Il ricambio cellulare descritto nei post precedenti è molto efficace nel rimpiazzare una cellula danneggiata o morta con una nuova, ma non è in grado di rimpiazzare interi organi.
Un organo possiede una anatomia complessa, alla quale partecipano tipi cellulari diversi, che non può essere facilmente replicata. Gli organi si formano nel corso dello sviluppo embrionale e fetale e raggiungono la piena maturità funzionale nelle fasi iniziali della vita extrauterina; da allora in poi nei mammiferi la rigenerazione d’organo è molto limitata. In alcuni animali la capacità rigenerativa è maggiore: tutti sanno, ad esempio, che alcuni rettili come le lucertole e i gechi possono rigenerare la coda, se questa è stata strappata da un predatore; ma anche questi animali non possono rigenerare gli organi interni.
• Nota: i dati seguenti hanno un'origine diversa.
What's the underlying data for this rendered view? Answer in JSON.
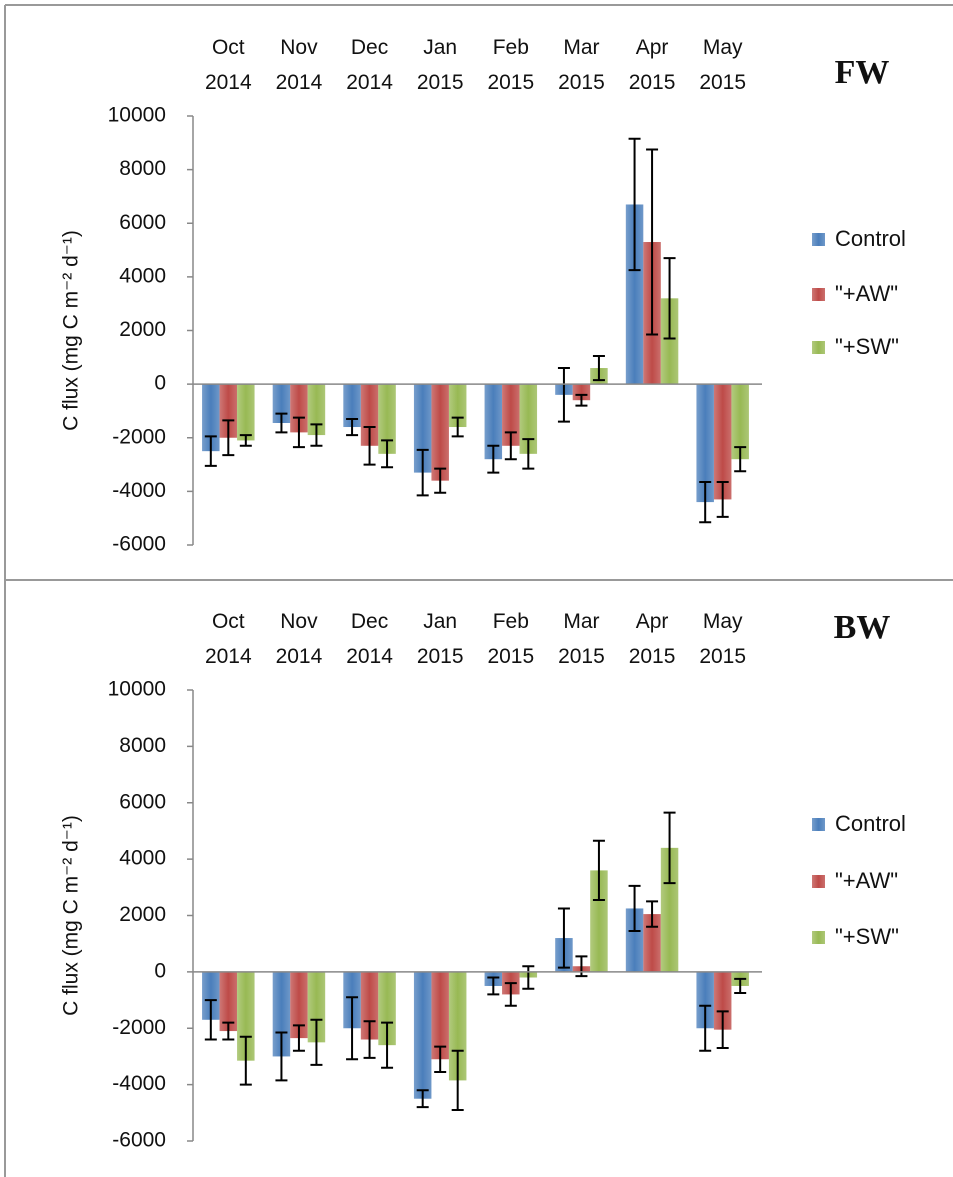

Questo accade perché nella vita embrionale e fetale le diverse cellule staminali migrano seguendo gradienti di concentrazione di molecole guida, gli organizzatori, e raggiungono posizioni che sono poi definitive e che determinano la forma e l’anatomia microscopica degli organi. Nell’adulto gli organizzatori non vengono più prodotti e le cellule mantengono i posti che hanno raggiunto durante la vita embrionale. Ci sono molti esperimenti, condotti soprattutto su embrioni di insetti, che chiariscono il ruolo e la funzione degli organizzatori.
Il sistema nervoso centrale è un organo molto particolare perché le sue cellule, i neuroni, pur essendo tra loro grossolanamente simili svolgono funzioni diverse a seconda di come sono connessi tra loro. Un neurone motorio primario che controlla la flessione del braccio è sostanzialmente identico ad uno che controlla l’estensione della gamba: la differenza di funzione tra i due non è data da caratteristiche evidenziabili a livello cellulare o molecolare ma dalle connessioni che essi stabiliscono col motoneurone secondario, che a sua volta innerva la fibra muscolare.
Consegue a questa peculiarità che se un neurone per una qualunque ragione muore, la possibilità di sostituirlo è limitatissima o del tutto assente: non basta formare la nuova cellula, ma sarebbe necessario inserirla nell’esatto posto occupato dalla vecchia e ripristinare le sue connessioni con le cellule circostanti e questo è pressoché impossibile nell’adulto. Il risultato è un organo dotato di modestissime capacità rigenerative: i neuroni che abbiamo alla nascita costituiscono un patrimonio insostituibile.
Sebbene i neuroni siano cellule longeve, e capaci di rigenerare porzioni cellulari danneggiate, a volte anche loro muoiono, per insufficiente apporto di sangue (infarto cerebrale) o per malattie neurodegenerative, solitamente dovute al formarsi di precipitati proteici denaturati, quali la malattia di Alzheimer o la malattia di Parkinson. La morte dei neuroni aumenta con l’età, per l’accumulo di vari danni circolatori, ossidativi, degenerativi, etc. e si stima che sopra i settant’anni si perdano 50.000 neuroni al giorno o più. Il nostro cervello contiene circa 100 miliardi di neuroni, quindi anche un ritmo di perdita giornaliera molto sostenuto richiede anni per produrre effetti visibili e ancora di più per causare il decesso; ma prima o poi questo destino è inevitabile.
Il sistema nervoso centrale non è l’unico organo “insostituibile”: ogni organo ha un suo grado di capacità rigenerativa, che può essere grande o piccola a seconda dei casi. Il fegato ad esempio ha grandi possibilità rigenerative e la rimozione chirurgica di una porzione di fegato, ad esempio per un tumore, è seguita da una rigenerazione operata dalla porzione rimasta. Per contro il rene ha una anatomia microscopica complessa e la sua capacità rigenerativa è corrispondentemente più modesta; la funzionalità renale è soggetta ad un calo fisiologico con l’età e l’insufficienza renale nell’anziano è abbastanza frequente.
Un discorso simile vale per il cuore: le cellule cardiache possono essere rimpiazzate soltanto in misura limitata e un infarto viene riparato con tessuto cicatriziale, anziché con nuovo tessuto cardiaco, anche se questo sembra più legato all’assenza o alla scarsità di cellule staminali cardiache che non all’anatomia microscopica del miocardio. Ad ogni modo il punto dovrebbe essere chiaro: i danni d’organo in molti casi non sono completamente riparabili, e talvolta non lo sono affatto; e poiché sono inevitabili è anche inevitabile il depauperamento funzionale, cioè la vecchiaia.